I’m not a big critic of BP. It’s not that I like BP or hold them harmless. It sounds like the oil giant did some really bad things, cut corners, whatever. It’s my assumption that BP did what ALL oil companies do; no more, no less.
This kind of disaster could have been caused by any of them. It’s the system that’s broken. Like the financial crisis we are still living through, the industry was not regulated well. There was not enough regulation; the regulation there is was not enforced well enough.
So what do we do?
On Meet the Press this morning Tom Friedman said, ‘What’s really difficult about this moment and why it requires much smarter leadership is we need to cut some taxes right now. And raise some taxes.” Paul Gigot said the answer to the crisis in the gulf is a $3 or $4 tax on gasoline. I agree with both.
In a column this week on Obama and the oil spill, Tom Friedman proposed one tax that’s needed right now — a $1-a-gallon “Patriot Tax:”
[T]he gulf oil spill is not Obama’s Katrina. It’s his 9/11 — and it is disappointing to see him making the same mistake George W. Bush made with his 9/11. Sept. 11, 2001, was one of those rare seismic events that create the possibility to energize the country to do something really important and lasting that is too hard to do in normal times.
President Bush’s greatest failure was not Iraq, Afghanistan or Katrina. It was his failure of imagination after 9/11 to mobilize the country to get behind a really big initiative for nation-building in America. I suggested a $1-a-gallon “Patriot Tax” on gasoline that could have simultaneously reduced our deficit, funded basic science research, diminished our dependence on oil imported from the very countries whose citizens carried out 9/11, strengthened the dollar, stimulated energy efficiency and renewable power and slowed climate change. It was the Texas oilman’s Nixon-to-China moment — and Bush blew it.

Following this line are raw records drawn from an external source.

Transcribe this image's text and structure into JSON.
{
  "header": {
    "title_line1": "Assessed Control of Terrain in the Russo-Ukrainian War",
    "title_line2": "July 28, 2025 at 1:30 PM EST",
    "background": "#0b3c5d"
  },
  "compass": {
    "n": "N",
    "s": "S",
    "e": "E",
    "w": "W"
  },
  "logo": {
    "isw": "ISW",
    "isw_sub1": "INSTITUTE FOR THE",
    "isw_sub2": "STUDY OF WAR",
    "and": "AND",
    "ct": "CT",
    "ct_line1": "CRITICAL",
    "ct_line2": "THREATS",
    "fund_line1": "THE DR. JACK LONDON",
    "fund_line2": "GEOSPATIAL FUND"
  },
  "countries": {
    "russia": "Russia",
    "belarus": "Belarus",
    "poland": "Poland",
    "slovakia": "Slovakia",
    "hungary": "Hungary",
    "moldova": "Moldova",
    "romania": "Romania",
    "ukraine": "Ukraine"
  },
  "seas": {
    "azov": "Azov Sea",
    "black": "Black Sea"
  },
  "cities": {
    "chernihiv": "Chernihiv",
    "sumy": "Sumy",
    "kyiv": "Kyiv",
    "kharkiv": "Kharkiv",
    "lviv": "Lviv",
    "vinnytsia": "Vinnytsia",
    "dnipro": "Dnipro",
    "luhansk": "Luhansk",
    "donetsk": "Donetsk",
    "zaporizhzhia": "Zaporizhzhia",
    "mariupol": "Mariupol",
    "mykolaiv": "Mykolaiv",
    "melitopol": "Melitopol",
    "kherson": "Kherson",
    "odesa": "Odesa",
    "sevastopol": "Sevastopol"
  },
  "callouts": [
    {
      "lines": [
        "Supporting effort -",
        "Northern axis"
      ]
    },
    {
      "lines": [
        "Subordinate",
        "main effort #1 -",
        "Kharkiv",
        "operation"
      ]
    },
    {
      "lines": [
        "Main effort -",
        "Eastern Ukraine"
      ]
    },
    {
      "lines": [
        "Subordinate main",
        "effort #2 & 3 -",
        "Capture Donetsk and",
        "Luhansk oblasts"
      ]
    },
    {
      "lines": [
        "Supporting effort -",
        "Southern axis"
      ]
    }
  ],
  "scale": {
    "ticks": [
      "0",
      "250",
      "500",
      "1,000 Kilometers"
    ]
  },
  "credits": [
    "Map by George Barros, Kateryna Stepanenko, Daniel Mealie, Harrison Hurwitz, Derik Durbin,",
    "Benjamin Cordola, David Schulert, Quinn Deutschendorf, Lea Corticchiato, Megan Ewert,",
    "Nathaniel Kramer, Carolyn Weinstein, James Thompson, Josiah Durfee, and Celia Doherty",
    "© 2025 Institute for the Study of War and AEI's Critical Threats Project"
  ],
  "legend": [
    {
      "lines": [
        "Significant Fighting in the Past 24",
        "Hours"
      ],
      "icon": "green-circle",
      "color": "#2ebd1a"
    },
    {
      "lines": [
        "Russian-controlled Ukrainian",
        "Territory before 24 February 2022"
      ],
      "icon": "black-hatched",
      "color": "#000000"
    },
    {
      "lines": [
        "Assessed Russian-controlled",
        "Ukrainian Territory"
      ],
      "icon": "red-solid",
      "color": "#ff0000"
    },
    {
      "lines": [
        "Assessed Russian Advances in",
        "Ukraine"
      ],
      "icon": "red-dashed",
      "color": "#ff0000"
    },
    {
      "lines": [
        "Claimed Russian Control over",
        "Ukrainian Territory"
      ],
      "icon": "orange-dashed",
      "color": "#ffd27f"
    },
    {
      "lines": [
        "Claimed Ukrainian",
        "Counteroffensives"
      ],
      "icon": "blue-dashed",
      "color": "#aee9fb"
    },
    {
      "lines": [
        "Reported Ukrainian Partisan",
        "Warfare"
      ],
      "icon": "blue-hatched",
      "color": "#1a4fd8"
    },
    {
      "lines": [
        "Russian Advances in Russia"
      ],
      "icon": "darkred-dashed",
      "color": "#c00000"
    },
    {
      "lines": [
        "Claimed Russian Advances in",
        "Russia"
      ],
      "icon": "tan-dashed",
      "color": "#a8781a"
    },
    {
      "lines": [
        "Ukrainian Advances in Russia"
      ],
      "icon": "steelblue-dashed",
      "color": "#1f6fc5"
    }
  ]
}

Had we done that on the morning of 9/12 — when gasoline averaged $1.66 a gallon — the majority of Americans would have signed on. They wanted to do something to strengthen the country they love. Instead, Bush told a few of us to go to war and the rest of us to go shopping. So today, gasoline costs twice as much at the pump, with most of that increase going to countries hostile to our values, while China is rapidly becoming the world’s leader in wind, solar, electric cars and high-speed rail. Heck of a job.
The idea got no traction in the blogs I read. Still, I’m for it. Making BP pay for all of it lets us of the hook. We want oil, we want that risk, we should pay for it.
The video above is an excerpt from an excellent 60 Minutes report on the Deepwater Horizon blowout (part 1 and part 2). It shows what still pictures can hardly capture, the results of the oil spill close up; “mats of thick floating oil.” There are “vast plumes of oil up to ten miles long under the surface” of the gulf heading for our shores. Hating BP for it solves nothing.